Below is an example coloring of $G(12)$. Notice that a rotation of 180° about the central green dot swaps the colors, thus we have an equal amount of red and white tiles, and we can extend this coloring to any $G(2n)$, in particular, $G(100)$.

Let's consider the S and Z tetrominoes separately. Notice that no matter where an S tetromino is placed, it covers either 4-0, 0-4, or 2-2 of white-red. Thus when we place an S tetromino we do not change the difference between the amounts of red and white tiles modulo 4. Similarly any Z tetromino covers 3-1 or 1-3, thus adding 2 to the difference modulo 4. To end with 0 red and 0 white tiles (ie to cover the entire board) we must have the difference be 0 mod 4, and thus we must have an even number of Z tetrominoes.

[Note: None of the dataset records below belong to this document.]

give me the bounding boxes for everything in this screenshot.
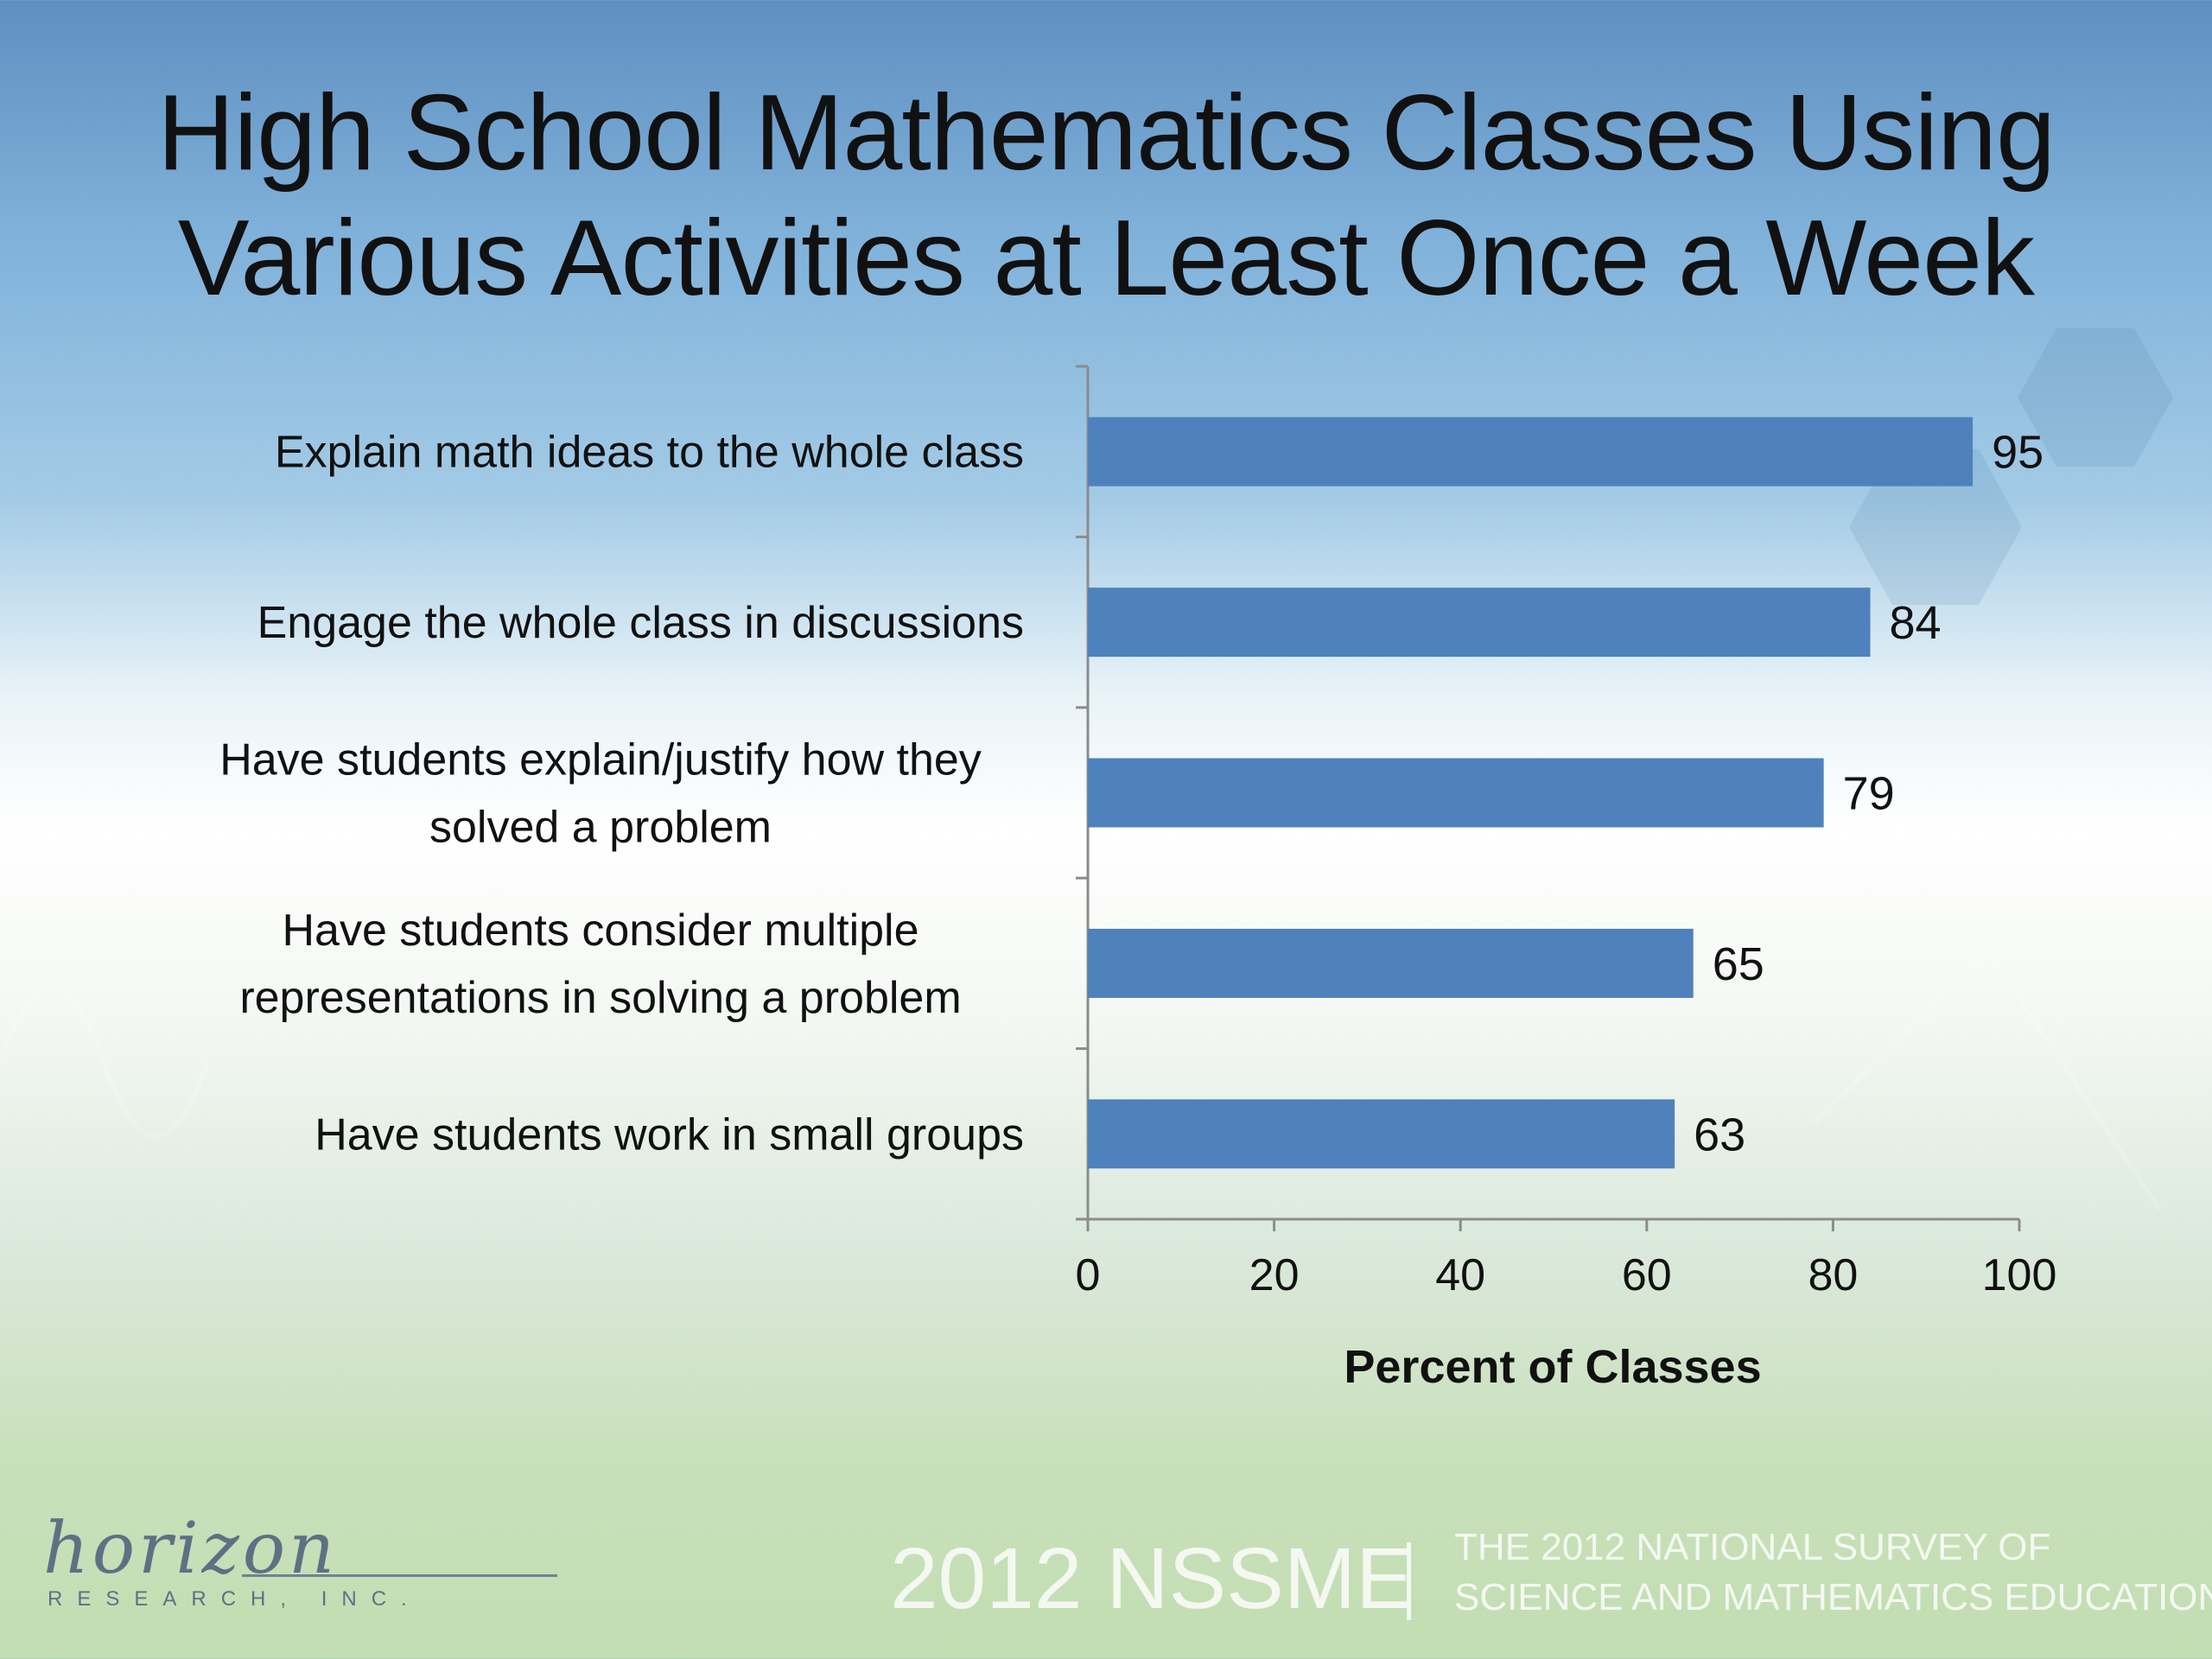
slide-title-line-2: Various Activities at Least Once a Week	[177, 199, 2035, 318]
logo-script-text: horizon	[43, 1508, 338, 1590]
bar-data-label: 95	[1992, 427, 2044, 479]
bar	[1088, 416, 1974, 486]
bar-data-label: 79	[1843, 768, 1895, 820]
value-tick-label: 0	[1076, 1250, 1101, 1300]
footer-survey-line-1: THE 2012 NATIONAL SURVEY OF	[1454, 1526, 2051, 1568]
value-tick-label: 60	[1622, 1250, 1672, 1300]
footer-survey-line-2: SCIENCE AND MATHEMATICS EDUCATION	[1454, 1576, 2212, 1618]
x-axis-title: Percent of Classes	[1344, 1341, 1761, 1393]
slide-title: High School Mathematics Classes Using Va…	[86, 71, 2126, 321]
value-tick-label: 80	[1808, 1250, 1858, 1300]
category-label: Have students work in small groups	[315, 1109, 1024, 1160]
horizon-research-logo: horizon RESEARCH, INC.	[43, 1508, 557, 1629]
bar	[1088, 588, 1871, 658]
logo-subtitle: RESEARCH, INC.	[48, 1587, 422, 1611]
category-label: representations in solving a problem	[239, 973, 961, 1023]
bar	[1088, 758, 1824, 828]
value-tick-label: 100	[1982, 1250, 2057, 1300]
footer-survey-name: THE 2012 NATIONAL SURVEY OF SCIENCE AND …	[1454, 1522, 2212, 1623]
category-label: solved a problem	[429, 803, 772, 853]
footer-divider	[1407, 1542, 1411, 1620]
bar-data-label: 84	[1890, 597, 1942, 649]
slide-title-line-1: High School Mathematics Classes Using	[157, 73, 2056, 193]
category-label: Engage the whole class in discussions	[257, 598, 1024, 648]
value-tick-label: 20	[1249, 1250, 1300, 1300]
bar	[1088, 928, 1694, 998]
category-label: Have students explain/justify how they	[219, 735, 982, 785]
value-tick-label: 40	[1435, 1250, 1485, 1300]
bar	[1088, 1099, 1675, 1169]
logo-underline	[242, 1574, 557, 1577]
category-label: Have students consider multiple	[282, 906, 918, 956]
footer-brand: 2012 NSSME	[890, 1530, 1414, 1627]
category-label: Explain math ideas to the whole class	[275, 428, 1024, 478]
bar-data-label: 65	[1713, 938, 1764, 990]
bar-data-label: 63	[1694, 1109, 1745, 1160]
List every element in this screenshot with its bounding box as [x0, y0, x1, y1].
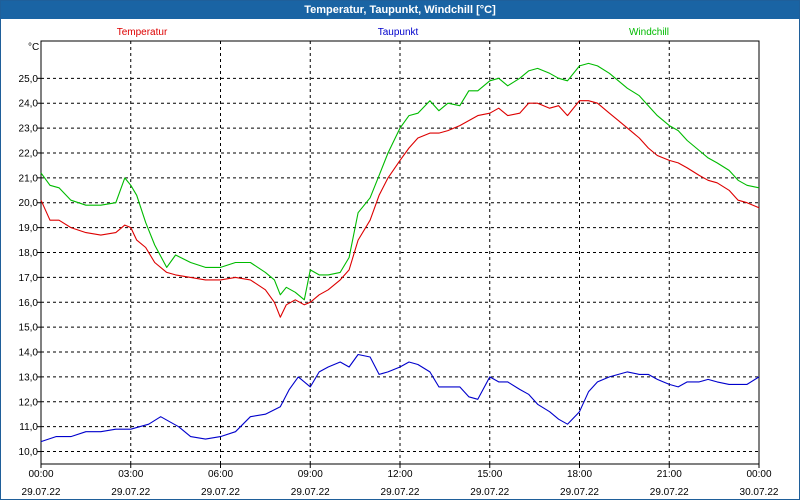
x-tick-date: 29.07.22: [560, 487, 599, 498]
x-tick-time: 00:00: [746, 469, 771, 480]
x-tick-time: 18:00: [567, 469, 592, 480]
series-lines: [40, 62, 760, 443]
line-chart: 10,0 11,0 12,0 13,0 14,0 15,0 16,0 17,0 18,0 19,0…: [1, 19, 799, 499]
y-tick-label: 12,0: [19, 397, 39, 408]
legend-temperatur: Temperatur: [117, 27, 168, 38]
y-tick-label: 16,0: [19, 298, 39, 309]
x-tick-time: 21:00: [657, 469, 682, 480]
y-tick-label: 18,0: [19, 248, 39, 259]
x-tick-time: 03:00: [118, 469, 143, 480]
y-tick-label: 19,0: [19, 223, 39, 234]
legend-windchill: Windchill: [629, 27, 669, 38]
x-tick-date: 29.07.22: [291, 487, 330, 498]
y-tick-label: 20,0: [19, 198, 39, 209]
x-tick-date: 30.07.22: [740, 487, 779, 498]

This argument is completely symmetrical; there is no real difference between S and Z tetrominoes. If we can tile the board using an odd number of S tetrominoes, simply mirror the board turning all S into Z and vice versa and we have tiled the board using an odd number of Z tetrominoes, which we know is impossible. Thus we have an even number of both S and Z tetrominoes, and an even number of tetrominoes overall. This means that the area of the board must be divisible by 8. But in the case of $G(100)$, it's not.

The size of $G(2N)$ is $4(1 + \dots + N) = 4\frac{N(N+1)}{2} = 2N(N+1)$. If 8 divides this then $8 | 2N(N+1) \iff 4|N(N+1) \iff 4|N$ or $4|N+1$.